Officiellement instaurée pour « faciliter la circulation transfrontalière et mieux contrôler les mouvements migratoires », cette taxe est perçue sur le terrain comme un obstacle majeur à la survie économique des populations locales.

Chaque jour, des dizaines de commerçants, en majorité des femmes, franchissent la frontière pour s’approvisionner en produits alimentaires tels que les tomates, les haricots ou d’autres denrées de base. Pour eux, cette taxe représente une charge supplémentaire difficilement supportable.

Anouarite Kazima, vendeuse de tomates, témoigne avec émotion :

« Nous souffrons terriblement. Imaginez, mon capital est de 10 000 FC. Si Dieu me bénit, je peux gagner 2500 ou 3000 FC par jour, sans compter les pertes comme les tomates pourries. C’est avec ça que je nourris ma famille. Maintenant, payer 3000 FC à chaque passage, c’est tuer notre petit commerce. C’est impossible pour nous. »

Selon plusieurs témoignages, certaines familles dépensent jusqu’à 90 000 FC par mois uniquement pour ces frais de traversée, un montant considérable dans un contexte marqué par la précarité et l’insécurité.

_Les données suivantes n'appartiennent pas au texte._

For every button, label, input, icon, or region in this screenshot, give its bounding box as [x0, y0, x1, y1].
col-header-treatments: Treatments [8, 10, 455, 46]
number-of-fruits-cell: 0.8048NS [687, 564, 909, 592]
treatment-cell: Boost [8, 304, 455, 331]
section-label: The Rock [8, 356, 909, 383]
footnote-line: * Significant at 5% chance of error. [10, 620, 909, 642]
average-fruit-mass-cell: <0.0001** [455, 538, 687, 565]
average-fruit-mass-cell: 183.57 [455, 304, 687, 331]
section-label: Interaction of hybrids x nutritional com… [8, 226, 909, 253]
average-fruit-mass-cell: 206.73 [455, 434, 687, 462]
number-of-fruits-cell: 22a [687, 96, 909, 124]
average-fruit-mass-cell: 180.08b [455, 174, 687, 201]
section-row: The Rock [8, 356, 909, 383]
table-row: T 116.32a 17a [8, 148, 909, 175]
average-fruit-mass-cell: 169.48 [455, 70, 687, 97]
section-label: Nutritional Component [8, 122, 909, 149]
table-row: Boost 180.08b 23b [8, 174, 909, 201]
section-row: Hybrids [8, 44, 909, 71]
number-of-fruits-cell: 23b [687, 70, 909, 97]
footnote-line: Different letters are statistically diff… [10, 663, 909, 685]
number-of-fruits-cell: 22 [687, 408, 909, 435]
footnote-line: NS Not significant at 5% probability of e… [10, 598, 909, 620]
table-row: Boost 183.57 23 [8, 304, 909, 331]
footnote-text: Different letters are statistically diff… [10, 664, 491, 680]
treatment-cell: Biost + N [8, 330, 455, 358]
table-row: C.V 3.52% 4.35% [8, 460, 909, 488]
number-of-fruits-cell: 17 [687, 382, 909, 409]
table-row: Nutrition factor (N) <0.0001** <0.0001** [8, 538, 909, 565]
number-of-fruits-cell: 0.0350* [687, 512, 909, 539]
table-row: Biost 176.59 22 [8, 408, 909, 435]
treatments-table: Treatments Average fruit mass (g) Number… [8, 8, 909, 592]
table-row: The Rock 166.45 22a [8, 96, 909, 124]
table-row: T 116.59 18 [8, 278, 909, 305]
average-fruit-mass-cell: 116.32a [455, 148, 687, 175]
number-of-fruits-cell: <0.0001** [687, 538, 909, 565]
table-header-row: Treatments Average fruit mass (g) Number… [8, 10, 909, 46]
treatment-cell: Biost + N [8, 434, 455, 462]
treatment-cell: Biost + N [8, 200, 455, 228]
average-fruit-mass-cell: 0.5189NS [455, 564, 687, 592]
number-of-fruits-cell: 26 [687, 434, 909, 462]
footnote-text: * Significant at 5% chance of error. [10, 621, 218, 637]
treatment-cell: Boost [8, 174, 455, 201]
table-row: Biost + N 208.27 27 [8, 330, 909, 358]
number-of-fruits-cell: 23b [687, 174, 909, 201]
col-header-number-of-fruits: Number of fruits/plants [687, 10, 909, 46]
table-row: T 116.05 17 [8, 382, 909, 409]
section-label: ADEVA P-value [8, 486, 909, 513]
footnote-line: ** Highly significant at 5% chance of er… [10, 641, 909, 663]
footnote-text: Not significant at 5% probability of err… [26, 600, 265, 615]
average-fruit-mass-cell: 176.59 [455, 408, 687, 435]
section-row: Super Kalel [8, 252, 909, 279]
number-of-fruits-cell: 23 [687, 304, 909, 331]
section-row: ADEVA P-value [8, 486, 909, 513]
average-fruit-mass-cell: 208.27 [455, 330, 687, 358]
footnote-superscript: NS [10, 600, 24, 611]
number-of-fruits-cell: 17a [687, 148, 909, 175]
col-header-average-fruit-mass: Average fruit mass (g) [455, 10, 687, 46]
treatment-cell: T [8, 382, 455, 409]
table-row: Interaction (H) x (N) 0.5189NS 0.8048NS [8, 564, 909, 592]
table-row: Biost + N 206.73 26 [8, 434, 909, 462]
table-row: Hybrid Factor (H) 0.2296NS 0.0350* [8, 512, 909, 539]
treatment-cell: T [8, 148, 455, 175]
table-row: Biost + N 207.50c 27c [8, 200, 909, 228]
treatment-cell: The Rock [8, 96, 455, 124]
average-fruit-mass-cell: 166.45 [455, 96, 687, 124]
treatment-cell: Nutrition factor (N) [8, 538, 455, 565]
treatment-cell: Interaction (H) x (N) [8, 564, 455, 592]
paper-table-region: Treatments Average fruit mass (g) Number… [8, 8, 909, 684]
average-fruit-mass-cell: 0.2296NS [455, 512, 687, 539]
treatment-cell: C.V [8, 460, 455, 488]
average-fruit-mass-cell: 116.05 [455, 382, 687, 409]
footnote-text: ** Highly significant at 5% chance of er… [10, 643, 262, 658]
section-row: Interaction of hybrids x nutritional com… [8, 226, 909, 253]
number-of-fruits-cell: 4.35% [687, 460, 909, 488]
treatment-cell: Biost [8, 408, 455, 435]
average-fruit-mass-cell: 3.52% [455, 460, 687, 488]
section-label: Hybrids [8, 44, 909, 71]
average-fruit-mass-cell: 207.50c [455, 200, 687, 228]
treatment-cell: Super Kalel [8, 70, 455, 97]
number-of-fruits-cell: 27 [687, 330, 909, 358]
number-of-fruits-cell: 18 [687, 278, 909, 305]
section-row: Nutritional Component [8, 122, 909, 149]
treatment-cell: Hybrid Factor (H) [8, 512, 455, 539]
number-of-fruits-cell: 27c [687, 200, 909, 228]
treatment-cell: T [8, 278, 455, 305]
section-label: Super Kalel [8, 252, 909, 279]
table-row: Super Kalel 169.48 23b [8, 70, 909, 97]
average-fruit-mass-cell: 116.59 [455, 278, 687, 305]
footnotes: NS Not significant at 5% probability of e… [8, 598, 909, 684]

De nombreux observateurs estiment que cette mesure favorise indirectement les grands opérateurs économiques, au détriment des petits commerçants qui jouent pourtant un rôle essentiel dans l’approvisionnement des marchés locaux.

« Ce système ne prend pas en compte les réalités des petits commerçants. Il ajoute une pression supplémentaire dans une région où la vie est déjà difficile », déplore un habitant.

Ainsi, à Goma, la frontière n’est plus seulement une limite géographique, mais devient un véritable poids financier qui menace l’équilibre économique de nombreuses familles.